Phosphatidylcholine synthesis regulates triglyceride storage and chylomicron secretion by Caco2 cells.

机构信息

Atlantic Research Center, Departments of Pediatrics, and Biochemistry and Molecular Biology, Dalhousie University, Halifax, Nova Scotia, Canada.

Atlantic Research Center, Departments of Pediatrics, and Biochemistry and Molecular Biology, Dalhousie University, Halifax, Nova Scotia, Canada

出版信息

J Lipid Res. 2018 Oct;59(10):1940-1950. doi: 10.1194/jlr.M087635. Epub 2018 Aug 16.

Abstract

Intracellular lipid droplets (LDs) supply fatty acids for energy, membrane biogenesis, and lipoprotein secretion. The surface monolayer of LDs is composed of phospholipids, primarily phosphatidylcholine (PC), that stabilize the neutral lipid core of triglyceride (TG). To determine the relationship between PC synthesis and TG storage and secretion in chylomicrons, we used a model of intestinal-derived human epithelial colorectal adenocarcinoma (Caco2) cells with knockout of PCYT1A, which encodes the rate-limiting enzyme CTP:phosphocholine cytidylyltransferase (CCT)α in the CDP-choline pathway, that were treated with the fatty acid oleate. CRISPR/Cas9 knockout of CCTα in Caco2 cells (Caco2-KO cells) reduced PC synthesis by 50%. Compared with Caco2 cells, Caco2-KO cells exposed to oleate had fewer and larger LDs and greater TG accumulation as a result. The addition of exogenous lysophosphatidylcholine to Caco2-KO cells reversed the LD morphology defect. Caco2-KO cells, differentiated into epithelial monolayers, accumulated intracellular TG and had deficient TG and chylomicron-associated apoB48 secretion; apoB100 secretion was unaffected by CCTα knockout or oleate.
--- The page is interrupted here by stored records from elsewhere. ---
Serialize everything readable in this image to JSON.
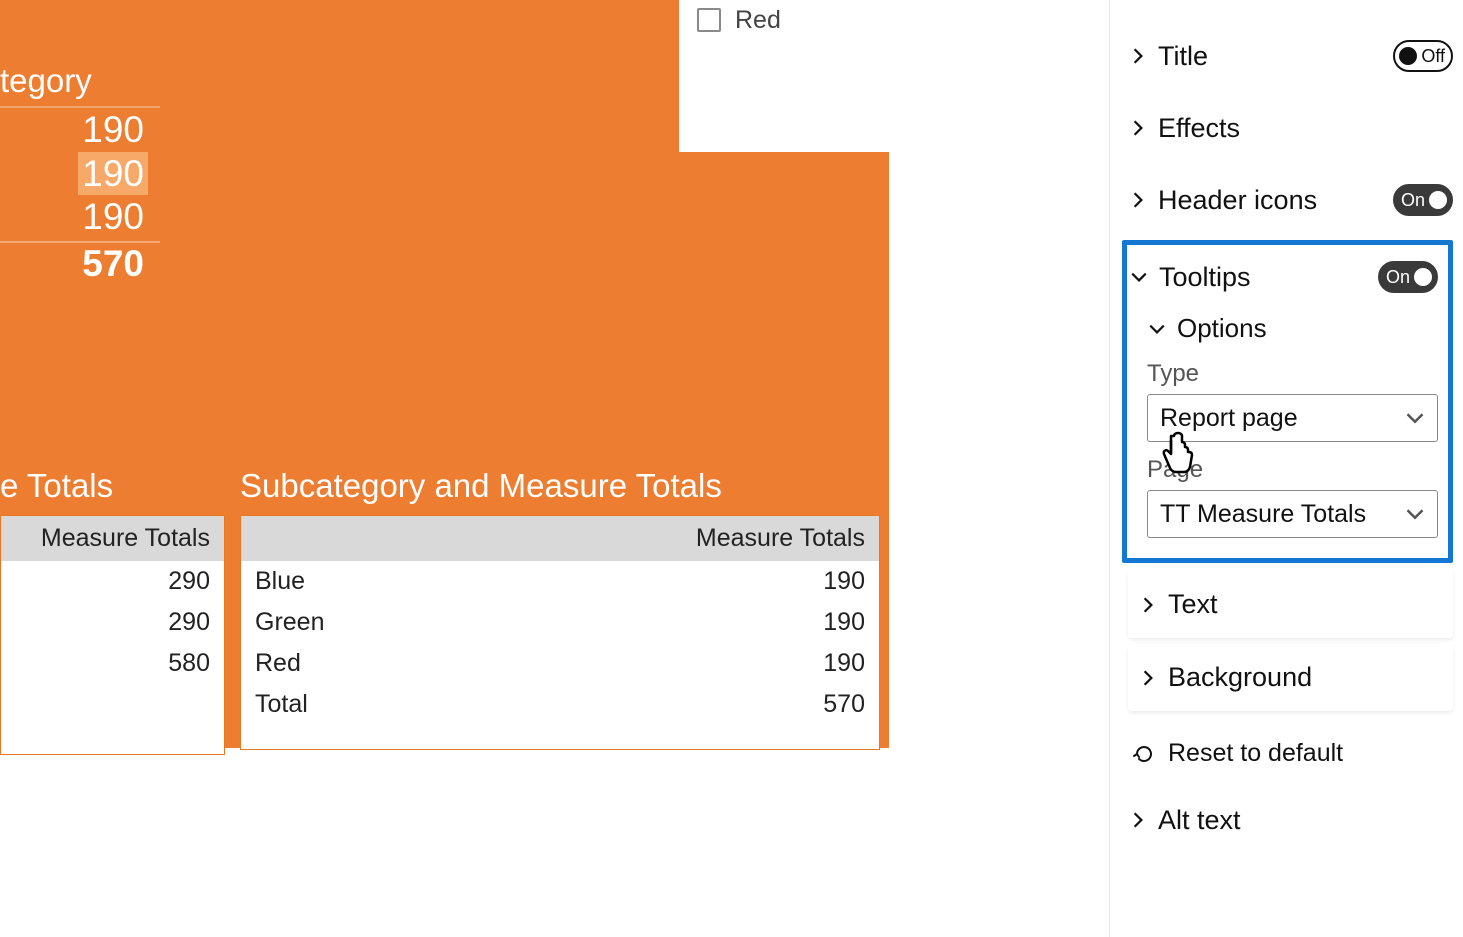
{
  "slicer": {
    "item_label": "Red"
  },
  "topleft": {
    "title": "tegory",
    "rows": [
      "190",
      "190",
      "190"
    ],
    "total": "570"
  },
  "left_table": {
    "title": "e Totals",
    "header": "Measure Totals",
    "rows": [
      {
        "value": "290"
      },
      {
        "value": "290"
      },
      {
        "value": "580"
      }
    ]
  },
  "right_table": {
    "title": "Subcategory and Measure Totals",
    "header": "Measure Totals",
    "rows": [
      {
        "label": "Blue",
        "value": "190"
      },
      {
        "label": "Green",
        "value": "190"
      },
      {
        "label": "Red",
        "value": "190"
      },
      {
        "label": "Total",
        "value": "570"
      }
    ]
  },
  "panel": {
    "title": {
      "label": "Title",
      "state": "Off"
    },
    "effects": {
      "label": "Effects"
    },
    "header_icons": {
      "label": "Header icons",
      "state": "On"
    },
    "tooltips": {
      "label": "Tooltips",
      "state": "On",
      "options_label": "Options",
      "type_label": "Type",
      "type_value": "Report page",
      "page_label": "Page",
      "page_value": "TT Measure Totals"
    },
    "text": {
      "label": "Text"
    },
    "background": {
      "label": "Background"
    },
    "reset": {
      "label": "Reset to default"
    },
    "alt_text": {
      "label": "Alt text"
    }
  }
}
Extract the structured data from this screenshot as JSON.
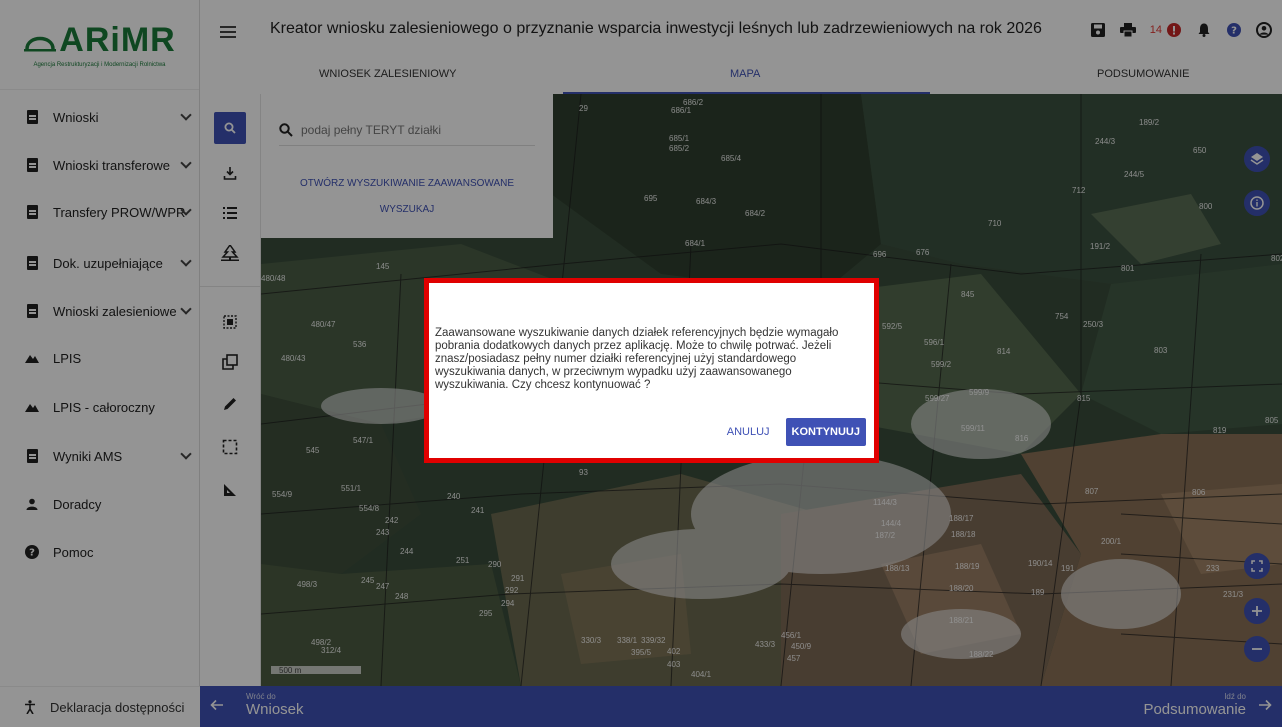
{
  "app": {
    "logo_text": "ARiMR",
    "logo_subtitle": "Agencja Restrukturyzacji i Modernizacji Rolnictwa",
    "title": "Kreator wniosku zalesieniowego o przyznanie wsparcia inwestycji leśnych lub zadrzewieniowych na rok 2026",
    "notification_count": "14"
  },
  "sidebar": {
    "items": [
      {
        "label": "Wnioski",
        "icon": "clipboard-icon",
        "expandable": true
      },
      {
        "label": "Wnioski transferowe",
        "icon": "clipboard-icon",
        "expandable": true
      },
      {
        "label": "Transfery PROW/WPR",
        "icon": "clipboard-icon",
        "expandable": true
      },
      {
        "label": "Dok. uzupełniające",
        "icon": "clipboard-icon",
        "expandable": true
      },
      {
        "label": "Wnioski zalesieniowe",
        "icon": "clipboard-icon",
        "expandable": true
      },
      {
        "label": "LPIS",
        "icon": "terrain-icon",
        "expandable": false
      },
      {
        "label": "LPIS - całoroczny",
        "icon": "terrain-icon",
        "expandable": false
      },
      {
        "label": "Wyniki AMS",
        "icon": "clipboard-icon",
        "expandable": true
      },
      {
        "label": "Doradcy",
        "icon": "person-icon",
        "expandable": false
      },
      {
        "label": "Pomoc",
        "icon": "help-icon",
        "expandable": false
      }
    ],
    "footer_label": "Deklaracja dostępności"
  },
  "tabs": [
    {
      "label": "WNIOSEK ZALESIENIOWY"
    },
    {
      "label": "MAPA",
      "active": true
    },
    {
      "label": "PODSUMOWANIE"
    }
  ],
  "search": {
    "placeholder": "podaj pełny TERYT działki",
    "advanced_label": "OTWÓRZ WYSZUKIWANIE ZAAWANSOWANE",
    "search_label": "WYSZUKAJ"
  },
  "map": {
    "scale_label": "500 m",
    "parcel_labels": [
      "686/2",
      "686/1",
      "685/1",
      "685/2",
      "685/4",
      "684/3",
      "684/2",
      "684/1",
      "695",
      "696",
      "676",
      "710",
      "712",
      "244/3",
      "244/5",
      "189/2",
      "650",
      "800",
      "191/2",
      "801",
      "802",
      "845",
      "754",
      "250/3",
      "803",
      "814",
      "592/5",
      "596/1",
      "599/2",
      "599/27",
      "599/9",
      "599/11",
      "815",
      "816",
      "805",
      "819",
      "807",
      "806",
      "188/17",
      "188/18",
      "188/19",
      "190/14",
      "191",
      "200/1",
      "188/13",
      "188/20",
      "188/21",
      "188/22",
      "189",
      "231/3",
      "233",
      "480/48",
      "480/47",
      "480/43",
      "536",
      "545",
      "547/1",
      "554/9",
      "551/1",
      "554/8",
      "240",
      "241",
      "242",
      "243",
      "244",
      "245",
      "251",
      "290",
      "291",
      "292",
      "294",
      "295",
      "330/3",
      "338/1",
      "339/32",
      "395/5",
      "402",
      "403",
      "404/1",
      "433/3",
      "450/9",
      "456/1",
      "457",
      "498/3",
      "498/2",
      "312/4",
      "247",
      "248",
      "1144/3",
      "144/4",
      "187/2",
      "29",
      "41",
      "145",
      "93"
    ]
  },
  "dialog": {
    "message": "Zaawansowane wyszukiwanie danych działek referencyjnych będzie wymagało pobrania dodatkowych danych przez aplikację. Może to chwilę potrwać. Jeżeli znasz/posiadasz pełny numer działki referencyjnej użyj standardowego wyszukiwania danych, w przeciwnym wypadku użyj zaawansowanego wyszukiwania. Czy chcesz kontynuować ?",
    "cancel_label": "ANULUJ",
    "confirm_label": "KONTYNUUJ"
  },
  "footer": {
    "back_small": "Wróć do",
    "back_big": "Wniosek",
    "forward_small": "Idź do",
    "forward_big": "Podsumowanie"
  },
  "colors": {
    "primary": "#3f51b5",
    "highlight_border": "#e00000",
    "brand_green": "#1a7a3a"
  }
}
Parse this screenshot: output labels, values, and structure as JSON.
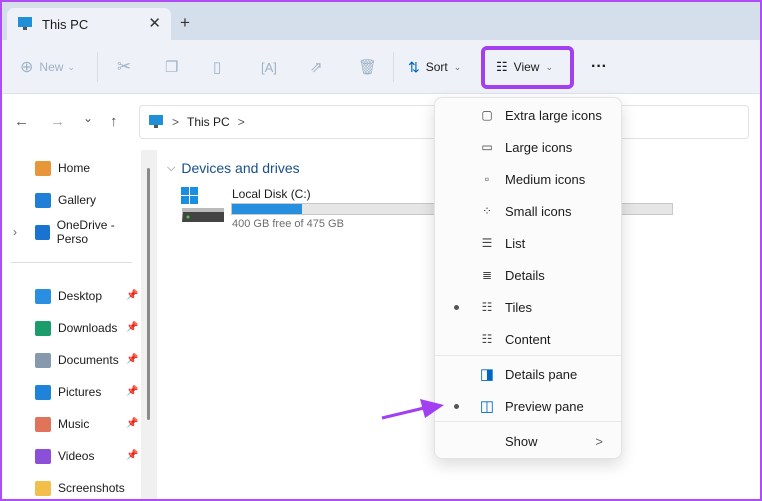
{
  "tab": {
    "title": "This PC",
    "close": "✕",
    "new_tab": "+"
  },
  "toolbar": {
    "new_label": "New",
    "sort_label": "Sort",
    "view_label": "View",
    "more": "···"
  },
  "nav": {
    "back": "←",
    "forward": "→",
    "recent": "⌄",
    "up": "↑"
  },
  "breadcrumb": {
    "items": [
      "This PC"
    ],
    "sep": ">"
  },
  "sidebar": {
    "items": [
      {
        "label": "Home",
        "color": "#e8963a"
      },
      {
        "label": "Gallery",
        "color": "#1f7fd6"
      },
      {
        "label": "OneDrive - Perso",
        "color": "#1a73d0"
      },
      {
        "label": "Desktop",
        "color": "#2a8fe0",
        "pinned": true
      },
      {
        "label": "Downloads",
        "color": "#1a9c6b",
        "pinned": true
      },
      {
        "label": "Documents",
        "color": "#8799ad",
        "pinned": true
      },
      {
        "label": "Pictures",
        "color": "#2083da",
        "pinned": true
      },
      {
        "label": "Music",
        "color": "#e0745a",
        "pinned": true
      },
      {
        "label": "Videos",
        "color": "#8b4fd8",
        "pinned": true
      },
      {
        "label": "Screenshots",
        "color": "#f1bf4a"
      }
    ]
  },
  "main": {
    "section": "Devices and drives",
    "drive": {
      "name": "Local Disk (C:)",
      "info": "400 GB free of 475 GB",
      "used_fraction": 0.158
    }
  },
  "view_menu": {
    "items": [
      {
        "label": "Extra large icons",
        "icon": "extra-large-icons-icon",
        "selected": false
      },
      {
        "label": "Large icons",
        "icon": "large-icons-icon",
        "selected": false
      },
      {
        "label": "Medium icons",
        "icon": "medium-icons-icon",
        "selected": false
      },
      {
        "label": "Small icons",
        "icon": "small-icons-icon",
        "selected": false
      },
      {
        "label": "List",
        "icon": "list-icon",
        "selected": false
      },
      {
        "label": "Details",
        "icon": "details-icon",
        "selected": false
      },
      {
        "label": "Tiles",
        "icon": "tiles-icon",
        "selected": true
      },
      {
        "label": "Content",
        "icon": "content-icon",
        "selected": false
      },
      {
        "label": "Details pane",
        "icon": "details-pane-icon",
        "selected": false
      },
      {
        "label": "Preview pane",
        "icon": "preview-pane-icon",
        "selected": true
      },
      {
        "label": "Show",
        "icon": "",
        "selected": false
      }
    ],
    "show_chevron": ">"
  },
  "colors": {
    "highlight": "#a23ff0",
    "accent": "#0067c0"
  }
}
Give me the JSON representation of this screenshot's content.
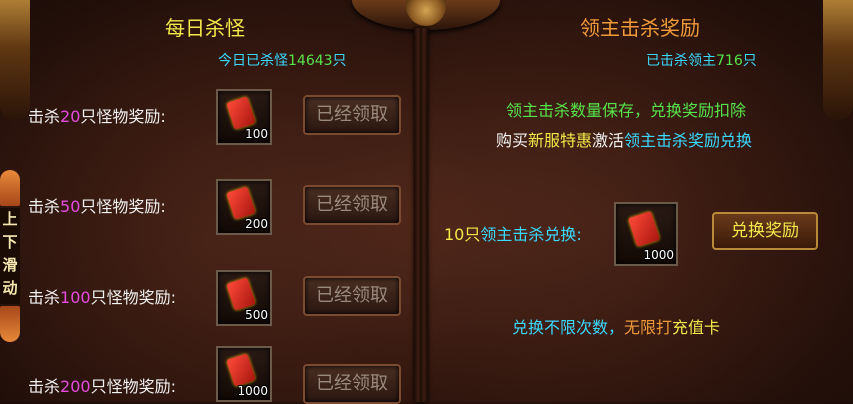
{
  "daily": {
    "title": "每日杀怪",
    "stat_prefix": "今日已杀怪",
    "stat_count": "14643",
    "stat_suffix": "只",
    "rows": [
      {
        "prefix": "击杀",
        "count": "20",
        "suffix": "只怪物奖励:",
        "item_qty": "100",
        "button": "已经领取"
      },
      {
        "prefix": "击杀",
        "count": "50",
        "suffix": "只怪物奖励:",
        "item_qty": "200",
        "button": "已经领取"
      },
      {
        "prefix": "击杀",
        "count": "100",
        "suffix": "只怪物奖励:",
        "item_qty": "500",
        "button": "已经领取"
      },
      {
        "prefix": "击杀",
        "count": "200",
        "suffix": "只怪物奖励:",
        "item_qty": "1000",
        "button": "已经领取"
      }
    ]
  },
  "boss": {
    "title": "领主击杀奖励",
    "stat_prefix": "已击杀领主",
    "stat_count": "716",
    "stat_suffix": "只",
    "info1": "领主击杀数量保存，兑换奖励扣除",
    "info2": {
      "a": "购买",
      "b": "新服特惠",
      "c": "激活",
      "d": "领主击杀奖励兑换"
    },
    "exchange": {
      "count": "10只",
      "label": "领主击杀兑换:",
      "item_qty": "1000",
      "button": "兑换奖励"
    },
    "info3": {
      "a": "兑换不限次数，",
      "b": "无限打",
      "c": "充值卡"
    }
  },
  "scroll_tab": {
    "chars": [
      "上",
      "下",
      "滑",
      "动"
    ]
  },
  "colors": {
    "title_yellow": "#f3e94a",
    "title_orange": "#f09a3a",
    "cyan": "#3ad9ff",
    "green": "#56e44b",
    "magenta": "#e64adf"
  }
}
Metabolic-labeling and LD imaging of Caco2-KO cells indicated preferential shuttling of de novo synthesized TG into larger LDs rather than into chylomicrons. Thus, reduced de novo PC synthesis in Caco2 cells enhances TG storage in large LDs and inhibits apoB48 chylomicron secretion.

摘要

细胞内脂滴 (LD) 为脂肪酸提供能量、膜生物发生和脂蛋白分泌。LD 的表面单层由磷脂组成,主要是磷脂酰胆碱 (PC),它稳定甘油三酯 (TG) 的中性脂质核心。为了确定 PC 合成与 TG 储存和乳糜微粒分泌之间的关系,我们使用了一种肠道衍生的人上皮结肠直肠腺癌 (Caco2) 细胞模型,该模型敲除了编码 CDP-胆碱途径中 CTP:磷酸胆碱胞苷转移酶 (CCT)α 的限速酶 PCYT1A,并用脂肪酸油酸盐处理。Caco2 细胞 (Caco2-KO 细胞) 中 CCTα 的 CRISPR/Cas9 敲除使 PC 合成减少了 50%。与 Caco2 细胞相比,暴露于油酸盐的 Caco2-KO 细胞中的 LD 数量更少、体积更大,并且 TG 积累更多。向 Caco2-KO 细胞添加外源性溶血磷脂酰胆碱可逆转 LD 形态缺陷。分化为上皮单层的 Caco2-KO 细胞积累细胞内 TG,并且 TG 和乳糜微粒相关的 apoB48 分泌减少;apoB100 分泌不受 CCTα 敲除或油酸盐的影响。Caco2-KO 细胞的代谢标记和 LD 成像表明,新合成的 TG 优先转运到更大的 LD 中,而不是乳糜微粒中。因此,Caco2 细胞中从头合成 PC 的减少增强了大 LD 中的 TG 储存并抑制了 apoB48 乳糜微粒的分泌。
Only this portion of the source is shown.